Repost: S/slashy speak

I’ve been unreasonably busy lately and will be for a while yet, so I’m going to be reposting some of my older posts. This one was originally posted in 2011, just after I started blogging. Enjoy!


The promised rant about S/stupid P/people W/who W/write L/like T/this.

To be clear, I’m perfectly fine with any way people want to communicate with each other *in private*. If capitalizing pronouns only when referring to dominant people is a satisfying way to make your submissive mindful of exactly how he or she writes, go nuts! But when you smear your private protocols all over a public forum, I think it’s fair for people to complain.

There are three main reasons why S/slashy speak and capitalization only of dominant people’s names bother me so much.

1. It’s difficult to read. S/slashy speak is especially bad, but capitalization abuse also ruins the flow of a sentence. Blogs, forums, and chat rooms are written mediums. If you want people to read what you’ve written, you have a responsibility to write clearly and concisely. If you insist on using txt speak (u instead of you, r instead of are, and so on) when you have a qwerty keyboard at your disposal, or ramble on and on, you have no right to complain about not being taken seriously.

Seriously, what did the English language ever do to you? There’s no need to torture it like that. I’m perfectly willing to give a pass to people who aren’t native English speakers or who just have trouble spelling (I know a few perfectly clever people who simply can’t spell very well no matter how hard they try), but if your English is otherwise fine I have to assume you’re more interested in showing off how high protocol you are than in communicating.

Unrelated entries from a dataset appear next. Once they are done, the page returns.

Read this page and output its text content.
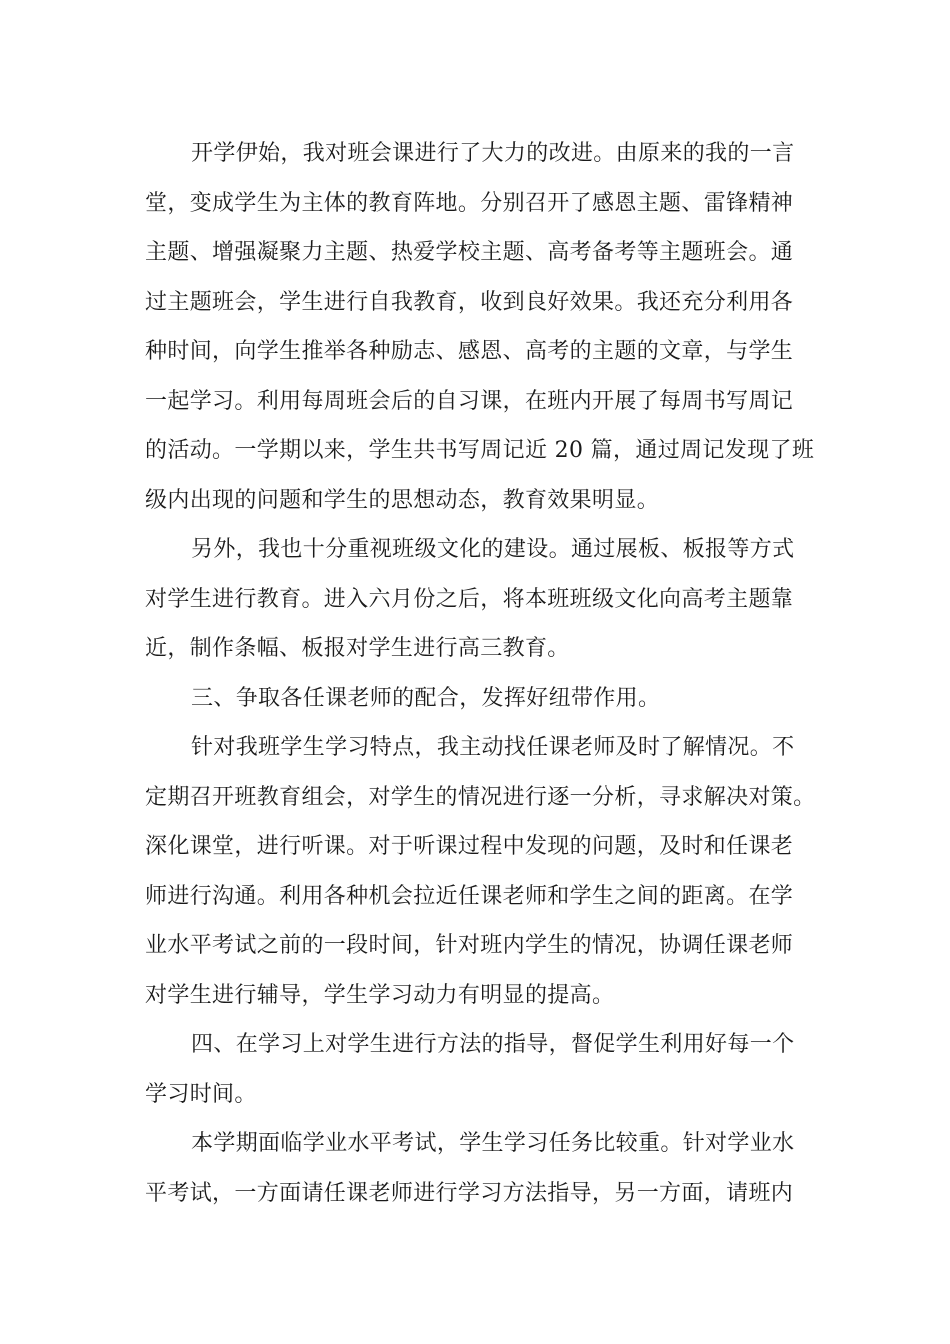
开学伊始，我对班会课进行了大力的改进。由原来的我的一言
堂，变成学生为主体的教育阵地。分别召开了感恩主题、雷锋精神
主题、增强凝聚力主题、热爱学校主题、高考备考等主题班会。通
过主题班会，学生进行自我教育，收到良好效果。我还充分利用各
种时间，向学生推举各种励志、感恩、高考的主题的文章，与学生
一起学习。利用每周班会后的自习课，在班内开展了每周书写周记
的活动。一学期以来，学生共书写周记近 20 篇，通过周记发现了班
级内出现的问题和学生的思想动态，教育效果明显。

另外，我也十分重视班级文化的建设。通过展板、板报等方式
对学生进行教育。进入六月份之后，将本班班级文化向高考主题靠
近，制作条幅、板报对学生进行高三教育。

三、争取各任课老师的配合，发挥好纽带作用。

针对我班学生学习特点，我主动找任课老师及时了解情况。不
定期召开班教育组会，对学生的情况进行逐一分析，寻求解决对策。
深化课堂，进行听课。对于听课过程中发现的问题，及时和任课老
师进行沟通。利用各种机会拉近任课老师和学生之间的距离。在学
业水平考试之前的一段时间，针对班内学生的情况，协调任课老师
对学生进行辅导，学生学习动力有明显的提高。

四、在学习上对学生进行方法的指导，督促学生利用好每一个
学习时间。

本学期面临学业水平考试，学生学习任务比较重。针对学业水
平考试，一方面请任课老师进行学习方法指导，另一方面，请班内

2. It puts all all dominant identified people above all submissive identified people, which I’m really uncomfortable with. Dominant people as a group are absolutely not better, more worthy of respect, than submissive people as a group. Outside of silly capitalization rules, pronouns in English are only capitalized when referring to God. Equating dominant people to a supreme being like that is ridiculous.

Personally, I capitalize people’s names the way that they do – I look at the usernames attached to their blog posts or their twitter feeds. If someone were to point out that I spelled or capitalized their name wrong, obviously I’d correct it. I don’t get to decide how someone else’s name should be capitalized just because I declared myself dominant, and no one else gets to decide how my name should be capitalized just because they declared themselves high protocol.

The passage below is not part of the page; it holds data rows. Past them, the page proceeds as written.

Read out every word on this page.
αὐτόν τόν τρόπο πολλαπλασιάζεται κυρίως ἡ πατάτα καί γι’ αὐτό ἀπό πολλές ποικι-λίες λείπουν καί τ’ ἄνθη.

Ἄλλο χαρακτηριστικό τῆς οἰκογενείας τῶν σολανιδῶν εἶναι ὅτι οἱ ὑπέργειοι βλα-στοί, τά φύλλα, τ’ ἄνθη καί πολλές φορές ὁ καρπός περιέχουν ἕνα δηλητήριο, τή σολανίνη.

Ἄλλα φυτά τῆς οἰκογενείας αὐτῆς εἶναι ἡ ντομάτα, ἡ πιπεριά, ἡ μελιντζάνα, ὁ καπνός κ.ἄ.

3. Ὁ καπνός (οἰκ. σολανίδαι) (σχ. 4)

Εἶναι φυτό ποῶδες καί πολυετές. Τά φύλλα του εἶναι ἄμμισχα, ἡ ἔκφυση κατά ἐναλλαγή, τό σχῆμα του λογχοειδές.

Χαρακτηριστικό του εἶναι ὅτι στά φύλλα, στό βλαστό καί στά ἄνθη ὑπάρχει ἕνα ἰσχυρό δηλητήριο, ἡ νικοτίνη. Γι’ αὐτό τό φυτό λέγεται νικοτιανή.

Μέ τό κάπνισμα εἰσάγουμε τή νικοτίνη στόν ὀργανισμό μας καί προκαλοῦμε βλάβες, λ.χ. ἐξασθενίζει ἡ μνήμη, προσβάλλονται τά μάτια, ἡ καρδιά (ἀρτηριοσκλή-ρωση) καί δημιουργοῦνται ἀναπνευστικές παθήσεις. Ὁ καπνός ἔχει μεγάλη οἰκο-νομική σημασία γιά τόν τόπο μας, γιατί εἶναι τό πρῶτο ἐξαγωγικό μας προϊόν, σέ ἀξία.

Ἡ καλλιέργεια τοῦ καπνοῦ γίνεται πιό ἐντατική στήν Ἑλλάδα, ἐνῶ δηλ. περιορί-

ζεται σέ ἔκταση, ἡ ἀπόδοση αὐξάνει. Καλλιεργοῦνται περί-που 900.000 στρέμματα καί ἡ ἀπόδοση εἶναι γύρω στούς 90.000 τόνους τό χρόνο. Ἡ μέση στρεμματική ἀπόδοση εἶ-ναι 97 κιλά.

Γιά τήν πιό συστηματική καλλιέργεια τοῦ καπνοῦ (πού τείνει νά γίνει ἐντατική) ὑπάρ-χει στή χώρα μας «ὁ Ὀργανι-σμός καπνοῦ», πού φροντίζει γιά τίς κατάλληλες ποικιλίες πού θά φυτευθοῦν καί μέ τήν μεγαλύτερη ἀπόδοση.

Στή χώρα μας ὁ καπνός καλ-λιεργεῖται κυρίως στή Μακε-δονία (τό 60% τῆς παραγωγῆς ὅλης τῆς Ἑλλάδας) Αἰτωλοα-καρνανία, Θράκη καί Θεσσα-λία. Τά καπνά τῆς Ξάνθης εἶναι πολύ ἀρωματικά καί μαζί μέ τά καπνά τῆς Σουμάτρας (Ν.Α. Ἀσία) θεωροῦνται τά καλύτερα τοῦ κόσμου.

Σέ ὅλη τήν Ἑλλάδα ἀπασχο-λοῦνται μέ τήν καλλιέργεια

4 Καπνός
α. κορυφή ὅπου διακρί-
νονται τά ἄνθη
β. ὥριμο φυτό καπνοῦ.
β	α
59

3. It drags me into someone else’s scene without my consent. If capitalizing your dominant’s name and lower casing yours turns your crank, great! Just don’t drag me into it. The same way it’s inappropriate to call someone Mistress or Master when they’re not your mistress or master, it’s also inappropriate to capitalize/lowercase someone’s name and/or pronouns when they innocently wandered into a forum and tried to have a discussion. Protocol may be very important to you, but that doesn’t give you the right to apply your personal protocol willy nilly to everyone who crosses your path. Also, no matter how mcch you want to believe in a uniform protocol that all real, true, kinksters follow, there is NO universal protocol beyond basic politeness – don’t touch without permission, say please and thank you, etc. Believing otherwise is a clear inability to tell the difference between fantasy and reality, which is a huge pet peeve of mine.